Scientists in Harvard university He designed an artificial fish whose flapping tail is powered by cells from a human heart, a pioneering project that has raised hopes for the future of heart research.
The team of scientists at Harvard University, in collaboration with Emory University, built a “bio-hybrid fish” using paper, plastic, gelatin and two strips of live heart muscle cells, and a constriction pulled the fish’s tail from side to side and allowed it to swim.
The research team published its results in science magazine Last week, a video released on Twitter by the Harvard School of Engineering and Applied Sciences (Sea) showed a small robotic fish flapping its tail and moving for about 20 seconds.
The study represents a hopeful step in the advancement of heart treatments such as Pacemakers. “The benefit of this fish project is that we are still trying to perfect the craft of using living cells as an engineering substrate,” Kate Parker, one of the study’s authors, told The Guardian on Monday.

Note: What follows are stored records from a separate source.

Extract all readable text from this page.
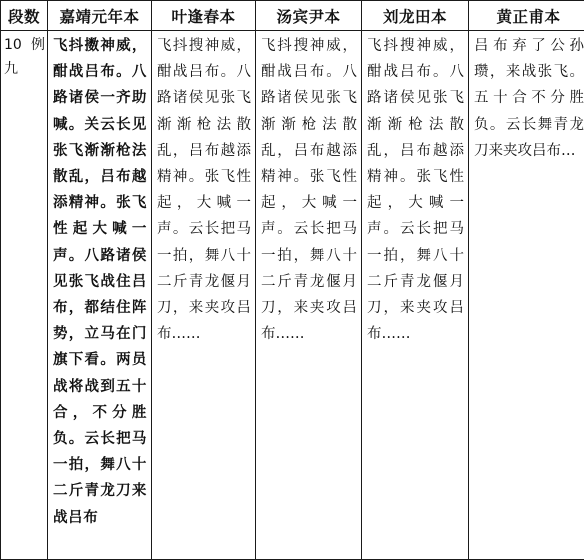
段数	嘉靖元年本	叶逢春本	汤宾尹本	刘龙田本	黄正甫本

10 例九	飞抖擞神威，酣战吕布。八路诸侯一齐助喊。关云长见张飞渐渐枪法散乱，吕布越添精神。张飞性起大喊一声。八路诸侯见张飞战住吕布，都结住阵势，立马在门旗下看。两员战将战到五十合，不分胜负。云长把马一拍，舞八十二斤青龙刀来战吕布	飞抖搜神威，酣战吕布。八路诸侯见张飞渐渐枪法散乱，吕布越添精神。张飞性起，大喊一声。云长把马一拍，舞八十二斤青龙偃月刀，来夹攻吕布……	飞抖搜神威，酣战吕布。八路诸侯见张飞渐渐枪法散乱，吕布越添精神。张飞性起，大喊一声。云长把马一拍，舞八十二斤青龙偃月刀，来夹攻吕布……	飞抖搜神威，酣战吕布。八路诸侯见张飞渐渐枪法散乱，吕布越添精神。张飞性起，大喊一声。云长把马一拍，舞八十二斤青龙偃月刀，来夹攻吕布……	吕布弃了公孙瓒，来战张飞。五十合不分胜负。云长舞青龙刀来夹攻吕布…
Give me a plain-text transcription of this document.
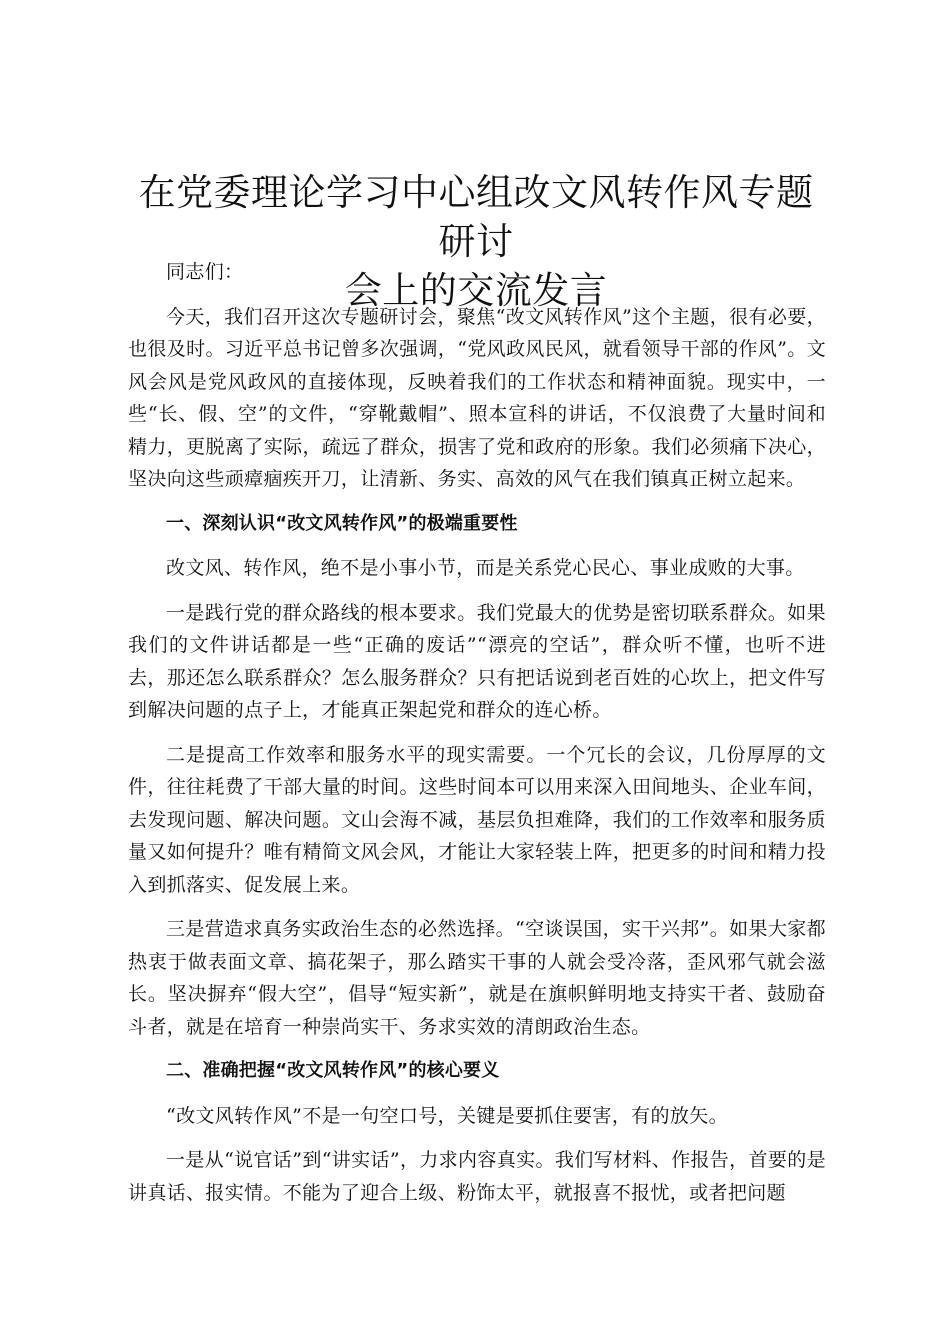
在党委理论学习中心组改文风转作风专题研讨
会上的交流发言

同志们：

今天，我们召开这次专题研讨会，聚焦“改文风转作风”这个主题，很有必要，也很及时。习近平总书记曾多次强调，“党风政风民风，就看领导干部的作风”。文风会风是党风政风的直接体现，反映着我们的工作状态和精神面貌。现实中，一些“长、假、空”的文件，“穿靴戴帽”、照本宣科的讲话，不仅浪费了大量时间和精力，更脱离了实际，疏远了群众，损害了党和政府的形象。我们必须痛下决心，坚决向这些顽瘴痼疾开刀，让清新、务实、高效的风气在我们镇真正树立起来。

一、深刻认识“改文风转作风”的极端重要性

改文风、转作风，绝不是小事小节，而是关系党心民心、事业成败的大事。

一是践行党的群众路线的根本要求。我们党最大的优势是密切联系群众。如果我们的文件讲话都是一些“正确的废话”“漂亮的空话”，群众听不懂，也听不进去，那还怎么联系群众？怎么服务群众？只有把话说到老百姓的心坎上，把文件写到解决问题的点子上，才能真正架起党和群众的连心桥。

二是提高工作效率和服务水平的现实需要。一个冗长的会议，几份厚厚的文件，往往耗费了干部大量的时间。这些时间本可以用来深入田间地头、企业车间，去发现问题、解决问题。文山会海不减，基层负担难降，我们的工作效率和服务质量又如何提升？唯有精简文风会风，才能让大家轻装上阵，把更多的时间和精力投入到抓落实、促发展上来。

三是营造求真务实政治生态的必然选择。“空谈误国，实干兴邦”。如果大家都热衷于做表面文章、搞花架子，那么踏实干事的人就会受冷落，歪风邪气就会滋长。坚决摒弃“假大空”，倡导“短实新”，就是在旗帜鲜明地支持实干者、鼓励奋斗者，就是在培育一种崇尚实干、务求实效的清朗政治生态。

二、准确把握“改文风转作风”的核心要义

“改文风转作风”不是一句空口号，关键是要抓住要害，有的放矢。

一是从“说官话”到“讲实话”，力求内容真实。我们写材料、作报告，首要的是讲真话、报实情。不能为了迎合上级、粉饰太平，就报喜不报忧，或者把问题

“The heart is too complex to imitate anatomy,” added Parker, professor of marine sciences. “One must recreate the biophysics in order to obtain the robust behavior required to construct hearts designed for children born with deformed hearts.”
Earlier, Parker was NPR . said That scientists initially weren’t sure how long the school of artificial fish would last, but they swam for more than 100 days.
Parker told the Guardian the team was pleasantly surprised.
“By replicating the biophysics of the heart in this fish, we were operating many processes within these cells that are designed to help them sustain themselves,” he said. “Hopefully, in our next endeavor, we can keep these cells and these tissues alive for even longer than four and a half months.”
The muscle cells in the trial reportedly grew stronger with exercise, a positive indication that this could be implemented in the treatment of heart failure.
was parker Also part previously A Harvard team in 2016 built a small robotic fish that also works with heart cells from a mouse that shrinks when exposed to light.
Despite the latest unusual developments, Parker says there is a lot of work to be done.
“We have learned what we need to learn, we have adapted the inventions to our current efforts to understand pediatric diseases, and we are now moving on to trying to build a more complex 3D marine model using human heart cells and the biophysics of the human heart,” he said.